L’ipotesi che la ragazzina abbia voluto togliersi la vita convince però poco i familiari. Domenico, lo zio della bambina morta a Borgofranco non ha dubbi. «È colpa di quel social network che hanno i ragazzini, TikTok. Non si sarebbe mai suicidata. Solo domenica a pranzo, con tutta la famiglia, aveva parlato del suo futuro, della scuola che avrebbe voluto frequentare dopo le media. Mi è parsa serena. Non avrebbe mai fatto una cosa simile. È stata colpa di TikTok. Stava tutto il tempo a chattare. Per fortuna siamo riusciti a sbloccare il cellulare e lo abbiamo consegnato ai carabinieri che indagano. Speriamo che possano arrivare alla verità». 
Nel frattempo la famiglia si è chiusa nel suo dolore. Un gesto assurdo quanto inaspettato. Questa vicenda «grave e triste», come la definisce il procuratore di Ivrea nasconde forse un disagio esistenziale che la bambina non aveva condiviso nemmeno con la sua famiglia e che potrebbe essersi alimentato nelle chiacchiere tra coetanei, sulle chat e sulle conversazioni che ora sono sotto la lente di ingrandimento degli investigatori. 

Restano i fatti. Domenica sera Diego Ardissone, artigiano in falegnameria della zona, è entrato nella cameretta di Elena, sua figlia, e l’ha trovata senza vita, con un cappio al collo annodato con la cintura di spugna del suo accappatoio. 

NESSUN MESSAGGIO
Non una lettera, una spiegazione che probabilmente verrà troveremo nelle centinaia di chat presenti nel telefono della ragazzina. Elena non c’è più, le amiche non l’hanno seguita. Una delle due, terrorizzata, si sarebbe confidata con i genitori, l’altra sembra non abbia mai preso sul serio la «il giuramento con il sangue», almeno così dice. Entrambe sono state ascoltate dal procuratore del Tribunale per i minorenni di Torino Emma Avezzù, mentre il procuratore di Ivrea Ferrando ha aperto un fascicolo penale dove si ipotizza il reato di istigazione al suicidio.
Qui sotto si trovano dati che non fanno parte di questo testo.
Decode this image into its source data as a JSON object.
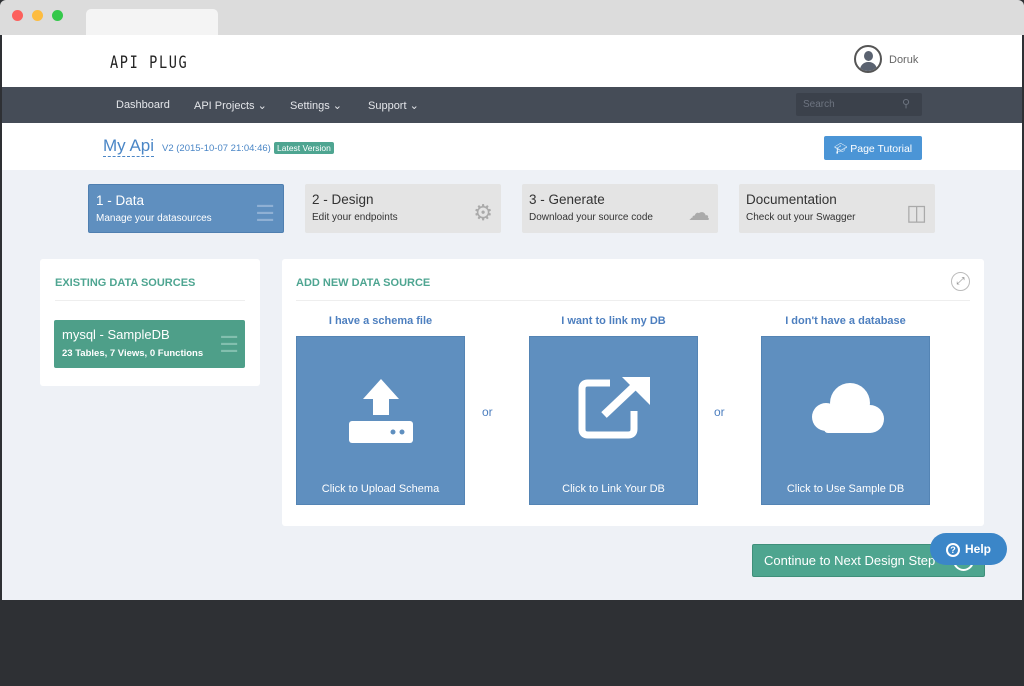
{
  "header": {
    "logo": "API PLUG",
    "user": "Doruk"
  },
  "nav": {
    "items": [
      "Dashboard",
      "API Projects ⌄",
      "Settings ⌄",
      "Support ⌄"
    ],
    "search_placeholder": "Search"
  },
  "project": {
    "name": "My Api",
    "version": "V2 (2015-10-07 21:04:46)",
    "badge": "Latest Version",
    "tutorial": "Page Tutorial"
  },
  "steps": [
    {
      "title": "1 - Data",
      "desc": "Manage your datasources"
    },
    {
      "title": "2 - Design",
      "desc": "Edit your endpoints"
    },
    {
      "title": "3 - Generate",
      "desc": "Download your source code"
    },
    {
      "title": "Documentation",
      "desc": "Check out your Swagger"
    }
  ],
  "existing": {
    "title": "EXISTING DATA SOURCES",
    "source": {
      "name": "mysql - SampleDB",
      "detail": "23 Tables, 7 Views, 0 Functions"
    }
  },
  "add": {
    "title": "ADD NEW DATA SOURCE",
    "or": "or",
    "options": [
      {
        "heading": "I have a schema file",
        "label": "Click to Upload Schema"
      },
      {
        "heading": "I want to link my DB",
        "label": "Click to Link Your DB"
      },
      {
        "heading": "I don't have a database",
        "label": "Click to Use Sample DB"
      }
    ]
  },
  "continue": "Continue to Next Design Step",
  "help": "Help"
}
Di nulla si sono accorti a scuola, alla media Germanetti di Borgofranco, dove la responsabile della succursale evita ogni commento, ma alcuni docenti che alla spicciolata lasciano l’istituto, aggiungono: «Già è difficile capire i nostri allievi quando siamo in presenza, con la didattica a distanza, è pressoché impossibile».